La canzone di Augusto Armenti che racconta un tragico incidente avvenuto il 14 Ottobre 1923 sempre in galleria.
Quando fummo noi tutti al posto
come al solito si stava facendo
ad un tratto uno scoppio tremendo
la montagna la fece tremar.
Imbalorditi e al buio si resta
stupefatti dal grande spavento
e le grida dell’avanzamento
anche ai sassi facevan pietà.
Quelli di dietro che avevan sentito
non sapevan che strada pigliar
poi si sono fatti di un cuore assoluto
e i compagni sono corsi ad aiutar.
Quell’aiuto era tanto prezioso
per quella gente così disperata
che chiamavan mamma con voce angosciata
mentre il fuoco continuava a bruciar.
Appena giunti al pronto soccorso
c’eran già tutti gli amici e i parenti
fra urla, pianti e lamenti
sempre mamma sentivo chiamar
portami acqua, portami acqua, mi sento bruciar.
Dal Diario di Silvio Mucini, Sindaco di Pianoro dal 1951 al 1970:
“Nel lontano 1919, non ancora quattordicenne, fui assunto dalla Amministrazione delle Ferrovie dello Stato nella costruzione della ferrovia Direttissima Bologna-Firenze.
Ero da pochi giorni iscritto al Partito Socialista.
Vi era un grande entusiasmo, quasi euforia, si sentiva parlare di fascisti ma nessuno riteneva il fascismo un pericolo. Io ero timidissimo e facevo il bocia, cioè portavo l’acqua alle varie squadre di lavoratori.
Ascoltavo le discussioni tra i compagni senza proferire parola, facevo solo delle valutazioni.”
Dal Diario di Silvio Mucini, Sindaco di Pianoro dal 1951 al 1970:
Leggevo molti giornali e molti libri; era il mio unico divertimento; avevo studiato pochissimo; il mio titolo di studio era la 3^ elementare.
Ricordo un episodio assai tragico nel cantiere ove ero occupato.
Un giovane di 19 anni rimase ucciso sotto una frana di terriccio all’interno della galleria.
Il fatto mi turbò molto ed il Caposquadra, un uomo alto, magro e con una folta barba, cercò di incoraggiarmi dicendo che la vita era tutta una tragedia e che per renderla migliore bisognava sempre lottare senza tregua contro molti nemici, tra cui la natura e i padroni, per rendere la vita migliore.
Il giovane morto era un suo compaesano e bisognava scioperare contro le mancate sicurezze sul lavoro e gli infortuni.

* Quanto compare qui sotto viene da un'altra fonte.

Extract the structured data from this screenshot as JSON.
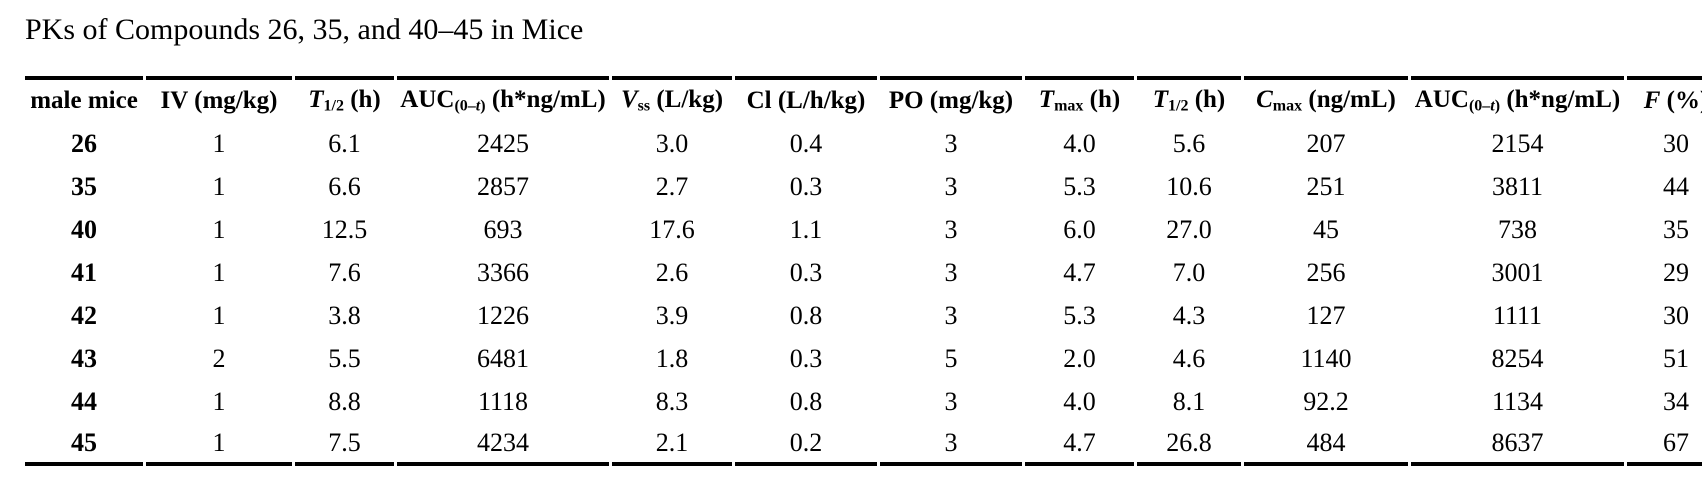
{
  "title": "PKs of Compounds 26, 35, and 40–45 in Mice",
  "table": {
    "columns": [
      {
        "id": "male-mice",
        "parts": [
          {
            "t": "male mice"
          }
        ]
      },
      {
        "id": "iv-dose",
        "parts": [
          {
            "t": "IV (mg/kg)"
          }
        ]
      },
      {
        "id": "iv-t-half",
        "parts": [
          {
            "t": "T",
            "i": 1
          },
          {
            "t": "1/2",
            "s": 1
          },
          {
            "t": " (h)"
          }
        ]
      },
      {
        "id": "iv-auc",
        "parts": [
          {
            "t": "AUC"
          },
          {
            "t": "(0–",
            "s": 1
          },
          {
            "t": "t",
            "s": 1,
            "i": 1
          },
          {
            "t": ")",
            "s": 1
          },
          {
            "t": " (h*ng/mL)"
          }
        ]
      },
      {
        "id": "vss",
        "parts": [
          {
            "t": "V",
            "i": 1
          },
          {
            "t": "ss",
            "s": 1
          },
          {
            "t": " (L/kg)"
          }
        ]
      },
      {
        "id": "clearance",
        "parts": [
          {
            "t": "Cl (L/h/kg)"
          }
        ]
      },
      {
        "id": "po-dose",
        "parts": [
          {
            "t": "PO (mg/kg)"
          }
        ]
      },
      {
        "id": "t-max",
        "parts": [
          {
            "t": "T",
            "i": 1
          },
          {
            "t": "max",
            "s": 1
          },
          {
            "t": " (h)"
          }
        ]
      },
      {
        "id": "po-t-half",
        "parts": [
          {
            "t": "T",
            "i": 1
          },
          {
            "t": "1/2",
            "s": 1
          },
          {
            "t": " (h)"
          }
        ]
      },
      {
        "id": "c-max",
        "parts": [
          {
            "t": "C",
            "i": 1
          },
          {
            "t": "max",
            "s": 1
          },
          {
            "t": " (ng/mL)"
          }
        ]
      },
      {
        "id": "po-auc",
        "parts": [
          {
            "t": "AUC"
          },
          {
            "t": "(0–",
            "s": 1
          },
          {
            "t": "t",
            "s": 1,
            "i": 1
          },
          {
            "t": ")",
            "s": 1
          },
          {
            "t": " (h*ng/mL)"
          }
        ]
      },
      {
        "id": "f-percent",
        "parts": [
          {
            "t": "F",
            "i": 1
          },
          {
            "t": " (%)"
          }
        ]
      }
    ],
    "rows": [
      {
        "compound": "26",
        "values": [
          "1",
          "6.1",
          "2425",
          "3.0",
          "0.4",
          "3",
          "4.0",
          "5.6",
          "207",
          "2154",
          "30"
        ]
      },
      {
        "compound": "35",
        "values": [
          "1",
          "6.6",
          "2857",
          "2.7",
          "0.3",
          "3",
          "5.3",
          "10.6",
          "251",
          "3811",
          "44"
        ]
      },
      {
        "compound": "40",
        "values": [
          "1",
          "12.5",
          "693",
          "17.6",
          "1.1",
          "3",
          "6.0",
          "27.0",
          "45",
          "738",
          "35"
        ]
      },
      {
        "compound": "41",
        "values": [
          "1",
          "7.6",
          "3366",
          "2.6",
          "0.3",
          "3",
          "4.7",
          "7.0",
          "256",
          "3001",
          "29"
        ]
      },
      {
        "compound": "42",
        "values": [
          "1",
          "3.8",
          "1226",
          "3.9",
          "0.8",
          "3",
          "5.3",
          "4.3",
          "127",
          "1111",
          "30"
        ]
      },
      {
        "compound": "43",
        "values": [
          "2",
          "5.5",
          "6481",
          "1.8",
          "0.3",
          "5",
          "2.0",
          "4.6",
          "1140",
          "8254",
          "51"
        ]
      },
      {
        "compound": "44",
        "values": [
          "1",
          "8.8",
          "1118",
          "8.3",
          "0.8",
          "3",
          "4.0",
          "8.1",
          "92.2",
          "1134",
          "34"
        ]
      },
      {
        "compound": "45",
        "values": [
          "1",
          "7.5",
          "4234",
          "2.1",
          "0.2",
          "3",
          "4.7",
          "26.8",
          "484",
          "8637",
          "67"
        ]
      }
    ]
  }
}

Lo diceva ma non lo faceva per non perdere il posto di lavoro.”
Con l’apertura nel 2009 della tratta ad alta velocità realizzata quasi totalmente in galleria, affiancando il percorso della Direttissima ed abbassando ulteriormente i tempi di percorrenza fino a 37 minuti, la linea ha perso il primato di ferrovia principale nei collegamenti tra Bologna e Firenze, pur rimanendo un percorso importante di collegamento tra Bologna e Prato.

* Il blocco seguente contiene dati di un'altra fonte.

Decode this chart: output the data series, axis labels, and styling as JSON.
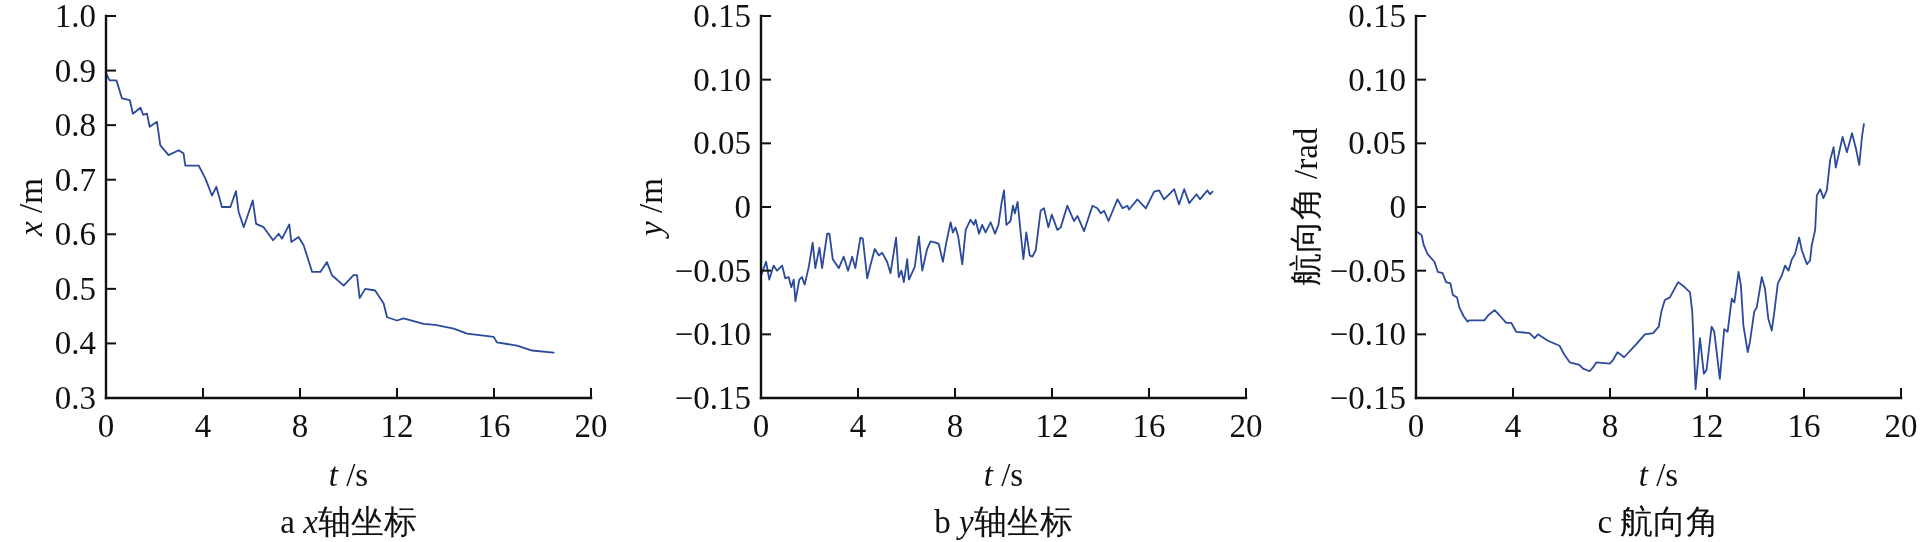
{
  "chart_data": [
    {
      "type": "line",
      "title": "a x轴坐标",
      "xlabel": "t /s",
      "ylabel": "x /m",
      "xlim": [
        0,
        20
      ],
      "xticks": [
        0,
        4,
        8,
        12,
        16,
        20
      ],
      "ylim": [
        0.3,
        1.0
      ],
      "yticks": [
        0.3,
        0.4,
        0.5,
        0.6,
        0.7,
        0.8,
        0.9,
        {
          "value": 1,
          "label": "1.0"
        }
      ],
      "x": [
        0,
        0.15,
        0.43,
        0.66,
        0.98,
        1.11,
        1.42,
        1.53,
        1.69,
        1.8,
        2.1,
        2.24,
        2.58,
        3.0,
        3.2,
        3.27,
        3.82,
        4.1,
        4.37,
        4.55,
        4.78,
        5.13,
        5.36,
        5.47,
        5.68,
        6.05,
        6.19,
        6.5,
        6.89,
        7.12,
        7.26,
        7.56,
        7.64,
        7.94,
        8.15,
        8.5,
        8.84,
        9.11,
        9.32,
        9.8,
        10.21,
        10.35,
        10.46,
        10.69,
        11.1,
        11.45,
        11.59,
        12.0,
        12.27,
        13.1,
        13.58,
        14.34,
        14.89,
        15.99,
        16.12,
        16.95,
        17.57,
        18.46
      ],
      "series": [
        {
          "color": "#2b4a9b",
          "values": [
            0.895,
            0.882,
            0.882,
            0.849,
            0.846,
            0.821,
            0.832,
            0.819,
            0.821,
            0.797,
            0.806,
            0.763,
            0.745,
            0.754,
            0.748,
            0.726,
            0.726,
            0.702,
            0.671,
            0.687,
            0.65,
            0.65,
            0.679,
            0.641,
            0.613,
            0.662,
            0.619,
            0.613,
            0.589,
            0.601,
            0.592,
            0.618,
            0.586,
            0.595,
            0.58,
            0.531,
            0.531,
            0.549,
            0.525,
            0.506,
            0.525,
            0.525,
            0.483,
            0.5,
            0.497,
            0.473,
            0.448,
            0.442,
            0.446,
            0.436,
            0.434,
            0.427,
            0.418,
            0.412,
            0.402,
            0.396,
            0.387,
            0.383
          ]
        }
      ]
    },
    {
      "type": "line",
      "title": "b y轴坐标",
      "xlabel": "t /s",
      "ylabel": "y /m",
      "xlim": [
        0,
        20
      ],
      "xticks": [
        0,
        4,
        8,
        12,
        16,
        20
      ],
      "ylim": [
        -0.15,
        0.15
      ],
      "yticks": [
        {
          "value": -0.15,
          "label": "−0.15"
        },
        {
          "value": -0.1,
          "label": "−0.10"
        },
        {
          "value": -0.05,
          "label": "−0.05"
        },
        0,
        0.05,
        {
          "value": 0.1,
          "label": "0.10"
        },
        0.15
      ],
      "x": [
        0,
        0.21,
        0.34,
        0.52,
        0.66,
        0.87,
        1.0,
        1.14,
        1.25,
        1.35,
        1.42,
        1.58,
        1.69,
        1.8,
        1.97,
        2.13,
        2.24,
        2.41,
        2.52,
        2.73,
        2.82,
        2.96,
        3.21,
        3.41,
        3.59,
        3.76,
        3.89,
        4.1,
        4.2,
        4.38,
        4.51,
        4.69,
        4.86,
        5.0,
        5.2,
        5.34,
        5.57,
        5.68,
        5.79,
        5.89,
        6.03,
        6.1,
        6.34,
        6.51,
        6.65,
        6.85,
        6.99,
        7.2,
        7.33,
        7.5,
        7.64,
        7.82,
        7.91,
        8.02,
        8.13,
        8.3,
        8.44,
        8.64,
        8.78,
        8.85,
        8.99,
        9.12,
        9.26,
        9.47,
        9.65,
        9.79,
        9.92,
        10.02,
        10.12,
        10.29,
        10.39,
        10.47,
        10.58,
        10.75,
        10.82,
        10.94,
        11.08,
        11.19,
        11.33,
        11.53,
        11.67,
        11.85,
        11.99,
        12.22,
        12.36,
        12.63,
        12.91,
        13.05,
        13.32,
        13.67,
        13.87,
        14.01,
        14.15,
        14.33,
        14.7,
        14.91,
        15.11,
        15.18,
        15.52,
        15.87,
        16.21,
        16.42,
        16.62,
        16.83,
        17.04,
        17.24,
        17.45,
        17.66,
        17.96,
        18.1,
        18.41,
        18.51,
        18.62
      ],
      "series": [
        {
          "color": "#2b4a9b",
          "values": [
            -0.054,
            -0.043,
            -0.057,
            -0.046,
            -0.05,
            -0.046,
            -0.056,
            -0.055,
            -0.063,
            -0.057,
            -0.074,
            -0.057,
            -0.055,
            -0.061,
            -0.047,
            -0.028,
            -0.048,
            -0.032,
            -0.048,
            -0.021,
            -0.021,
            -0.041,
            -0.048,
            -0.039,
            -0.05,
            -0.039,
            -0.048,
            -0.024,
            -0.025,
            -0.056,
            -0.046,
            -0.033,
            -0.038,
            -0.036,
            -0.043,
            -0.052,
            -0.024,
            -0.055,
            -0.05,
            -0.059,
            -0.041,
            -0.057,
            -0.047,
            -0.023,
            -0.05,
            -0.033,
            -0.027,
            -0.028,
            -0.029,
            -0.043,
            -0.028,
            -0.012,
            -0.02,
            -0.016,
            -0.023,
            -0.045,
            -0.018,
            -0.01,
            -0.014,
            -0.01,
            -0.021,
            -0.014,
            -0.02,
            -0.012,
            -0.021,
            -0.014,
            0.003,
            0.013,
            -0.014,
            -0.011,
            0.001,
            -0.005,
            0.004,
            -0.028,
            -0.041,
            -0.02,
            -0.038,
            -0.039,
            -0.034,
            -0.003,
            -0.001,
            -0.016,
            -0.006,
            -0.018,
            -0.016,
            0.001,
            -0.011,
            -0.007,
            -0.019,
            0.001,
            -0.001,
            -0.005,
            -0.003,
            -0.011,
            0.006,
            -0.001,
            0.001,
            -0.002,
            0.006,
            -0.001,
            0.012,
            0.013,
            0.006,
            0.01,
            0.014,
            0.002,
            0.014,
            0.003,
            0.01,
            0.006,
            0.013,
            0.01,
            0.012
          ]
        }
      ]
    },
    {
      "type": "line",
      "title": "c 航向角",
      "xlabel": "t /s",
      "ylabel": "航向角 /rad",
      "xlim": [
        0,
        20
      ],
      "xticks": [
        0,
        4,
        8,
        12,
        16,
        20
      ],
      "ylim": [
        -0.15,
        0.15
      ],
      "yticks": [
        {
          "value": -0.15,
          "label": "−0.15"
        },
        {
          "value": -0.1,
          "label": "−0.10"
        },
        {
          "value": -0.05,
          "label": "−0.05"
        },
        0,
        0.05,
        {
          "value": 0.1,
          "label": "0.10"
        },
        0.15
      ],
      "x": [
        0,
        0.23,
        0.32,
        0.48,
        0.76,
        0.9,
        1.1,
        1.24,
        1.42,
        1.52,
        1.69,
        1.79,
        1.97,
        2.13,
        2.2,
        2.82,
        2.98,
        3.24,
        3.44,
        3.72,
        3.93,
        4.13,
        4.68,
        4.89,
        5.03,
        5.44,
        5.92,
        6.12,
        6.34,
        6.54,
        6.74,
        6.89,
        7.16,
        7.3,
        7.44,
        7.99,
        8.13,
        8.31,
        8.58,
        9.02,
        9.44,
        9.78,
        10.01,
        10.12,
        10.26,
        10.47,
        10.81,
        11.02,
        11.3,
        11.39,
        11.53,
        11.71,
        11.87,
        11.98,
        12.19,
        12.3,
        12.53,
        12.71,
        12.85,
        13.02,
        13.13,
        13.3,
        13.4,
        13.5,
        13.68,
        13.77,
        13.95,
        14.05,
        14.26,
        14.39,
        14.53,
        14.67,
        14.78,
        14.92,
        15.08,
        15.22,
        15.36,
        15.5,
        15.63,
        15.8,
        15.91,
        16.12,
        16.25,
        16.32,
        16.46,
        16.53,
        16.67,
        16.8,
        16.94,
        17.08,
        17.22,
        17.31,
        17.59,
        17.77,
        17.98,
        18.14,
        18.28,
        18.39,
        18.47
      ],
      "series": [
        {
          "color": "#2b4a9b",
          "values": [
            -0.019,
            -0.022,
            -0.03,
            -0.037,
            -0.043,
            -0.051,
            -0.052,
            -0.059,
            -0.06,
            -0.069,
            -0.071,
            -0.079,
            -0.086,
            -0.09,
            -0.089,
            -0.089,
            -0.085,
            -0.081,
            -0.085,
            -0.091,
            -0.091,
            -0.098,
            -0.099,
            -0.103,
            -0.1,
            -0.105,
            -0.109,
            -0.116,
            -0.122,
            -0.123,
            -0.124,
            -0.127,
            -0.129,
            -0.126,
            -0.122,
            -0.123,
            -0.12,
            -0.114,
            -0.118,
            -0.109,
            -0.1,
            -0.099,
            -0.094,
            -0.082,
            -0.073,
            -0.071,
            -0.059,
            -0.062,
            -0.067,
            -0.082,
            -0.143,
            -0.103,
            -0.131,
            -0.128,
            -0.094,
            -0.098,
            -0.135,
            -0.096,
            -0.098,
            -0.072,
            -0.075,
            -0.051,
            -0.062,
            -0.093,
            -0.114,
            -0.106,
            -0.082,
            -0.079,
            -0.055,
            -0.064,
            -0.088,
            -0.097,
            -0.082,
            -0.06,
            -0.054,
            -0.046,
            -0.05,
            -0.041,
            -0.037,
            -0.024,
            -0.034,
            -0.045,
            -0.042,
            -0.03,
            -0.018,
            0.009,
            0.014,
            0.007,
            0.013,
            0.037,
            0.047,
            0.031,
            0.055,
            0.043,
            0.058,
            0.046,
            0.033,
            0.055,
            0.065
          ]
        }
      ]
    }
  ]
}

La linea svolge inoltre un servizio importante per i comuni delle vallate del Setta e del Savena nell’ambito del progetto di Servizio Ferroviario Metropolitano di Bologna.
A tale scopo sono state attivate le ulteriori fermate di Musiano, Rastignano e il 9 giugno 2013 la fermata di Bologna Mazzini.

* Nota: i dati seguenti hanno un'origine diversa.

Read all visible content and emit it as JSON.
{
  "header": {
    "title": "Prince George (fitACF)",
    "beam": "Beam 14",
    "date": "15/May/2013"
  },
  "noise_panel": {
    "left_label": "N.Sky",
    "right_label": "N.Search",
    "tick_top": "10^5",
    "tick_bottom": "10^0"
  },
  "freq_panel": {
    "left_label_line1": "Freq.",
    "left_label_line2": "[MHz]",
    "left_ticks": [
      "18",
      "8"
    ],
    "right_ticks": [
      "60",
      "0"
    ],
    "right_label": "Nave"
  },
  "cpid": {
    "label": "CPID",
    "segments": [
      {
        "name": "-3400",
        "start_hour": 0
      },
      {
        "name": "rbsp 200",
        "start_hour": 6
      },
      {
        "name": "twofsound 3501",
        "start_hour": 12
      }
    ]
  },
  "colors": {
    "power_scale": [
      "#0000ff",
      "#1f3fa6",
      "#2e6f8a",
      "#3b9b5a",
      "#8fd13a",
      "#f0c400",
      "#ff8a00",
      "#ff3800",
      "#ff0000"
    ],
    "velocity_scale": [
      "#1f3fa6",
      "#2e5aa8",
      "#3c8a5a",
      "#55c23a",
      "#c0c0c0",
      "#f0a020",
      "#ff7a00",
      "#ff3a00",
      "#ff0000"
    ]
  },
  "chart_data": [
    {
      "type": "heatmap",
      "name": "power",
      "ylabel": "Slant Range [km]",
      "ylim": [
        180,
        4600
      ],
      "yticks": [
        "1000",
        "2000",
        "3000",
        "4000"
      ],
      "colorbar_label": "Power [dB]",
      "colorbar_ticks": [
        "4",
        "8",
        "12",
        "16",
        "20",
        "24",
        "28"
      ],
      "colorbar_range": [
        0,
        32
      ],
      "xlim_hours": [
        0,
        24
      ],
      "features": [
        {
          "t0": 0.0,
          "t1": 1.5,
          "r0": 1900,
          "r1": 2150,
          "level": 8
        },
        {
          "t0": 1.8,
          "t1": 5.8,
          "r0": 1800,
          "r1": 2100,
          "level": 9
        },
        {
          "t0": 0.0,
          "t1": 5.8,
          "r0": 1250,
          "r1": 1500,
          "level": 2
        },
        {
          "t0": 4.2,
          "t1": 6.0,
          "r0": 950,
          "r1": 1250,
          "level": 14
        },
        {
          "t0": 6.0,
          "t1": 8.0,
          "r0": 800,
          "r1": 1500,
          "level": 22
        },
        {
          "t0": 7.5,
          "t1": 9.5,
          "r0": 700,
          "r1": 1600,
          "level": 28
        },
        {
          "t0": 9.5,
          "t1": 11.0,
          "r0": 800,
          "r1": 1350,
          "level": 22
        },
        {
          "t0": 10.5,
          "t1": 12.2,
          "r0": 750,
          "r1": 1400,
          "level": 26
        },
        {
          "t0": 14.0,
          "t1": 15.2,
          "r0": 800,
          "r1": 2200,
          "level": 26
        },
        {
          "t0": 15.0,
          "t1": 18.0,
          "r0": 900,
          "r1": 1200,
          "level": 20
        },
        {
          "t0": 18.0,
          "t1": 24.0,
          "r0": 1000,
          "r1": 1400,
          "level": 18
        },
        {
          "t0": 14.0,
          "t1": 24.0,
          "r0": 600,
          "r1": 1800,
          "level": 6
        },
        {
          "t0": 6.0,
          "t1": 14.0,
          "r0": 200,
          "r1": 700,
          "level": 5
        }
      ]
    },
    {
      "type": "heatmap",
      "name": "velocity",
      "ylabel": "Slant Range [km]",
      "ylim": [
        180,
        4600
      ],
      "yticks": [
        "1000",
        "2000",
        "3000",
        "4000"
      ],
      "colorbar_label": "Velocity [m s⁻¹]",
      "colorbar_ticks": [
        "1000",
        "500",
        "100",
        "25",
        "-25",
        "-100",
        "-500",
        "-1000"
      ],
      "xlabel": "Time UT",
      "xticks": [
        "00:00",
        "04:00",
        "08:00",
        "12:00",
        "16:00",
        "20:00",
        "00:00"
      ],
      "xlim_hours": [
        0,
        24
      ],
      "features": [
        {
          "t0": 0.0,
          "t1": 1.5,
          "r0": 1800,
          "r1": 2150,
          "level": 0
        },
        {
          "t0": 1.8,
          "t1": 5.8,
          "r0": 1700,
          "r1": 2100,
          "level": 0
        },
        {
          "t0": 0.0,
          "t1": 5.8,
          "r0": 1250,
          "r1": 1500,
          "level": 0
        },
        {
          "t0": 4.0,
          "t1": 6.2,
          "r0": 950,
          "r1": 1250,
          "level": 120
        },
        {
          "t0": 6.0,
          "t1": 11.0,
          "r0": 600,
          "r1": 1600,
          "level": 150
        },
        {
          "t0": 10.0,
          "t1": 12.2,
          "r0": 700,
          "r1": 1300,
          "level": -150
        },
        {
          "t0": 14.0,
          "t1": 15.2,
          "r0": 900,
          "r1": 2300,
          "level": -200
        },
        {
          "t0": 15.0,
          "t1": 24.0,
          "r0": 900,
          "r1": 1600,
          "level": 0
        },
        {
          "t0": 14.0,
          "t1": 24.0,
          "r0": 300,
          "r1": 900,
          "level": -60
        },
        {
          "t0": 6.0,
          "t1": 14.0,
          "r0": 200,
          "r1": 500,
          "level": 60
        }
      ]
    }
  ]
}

Il 6 Aprile scorso le Amministrazioni dei Comuni dell’Appennino hanno festeggiato gli 80 anni della Direttissima con un treno storico, uguale a quelli che, nella prima metà del secolo scorso, facevano la spola tra Bologna e Prato, treno che è partito dalla stazione di Bologna Centrale e si è fermato nelle stazioni di Pianoro, Monzuno, Grizzana Morandi, San Benedetto Val di Sambro, Vernio-Montepiano-Cantagallo, Vaiano e Prato.
In ogni stazione una folla plaudente ha ricordato a noi ed ai presenti con concerti, spettacoli e momenti evocativi l’importanza di questa grande opera che è tutt’ora una delle principali vie di comunicazione dell’Italia.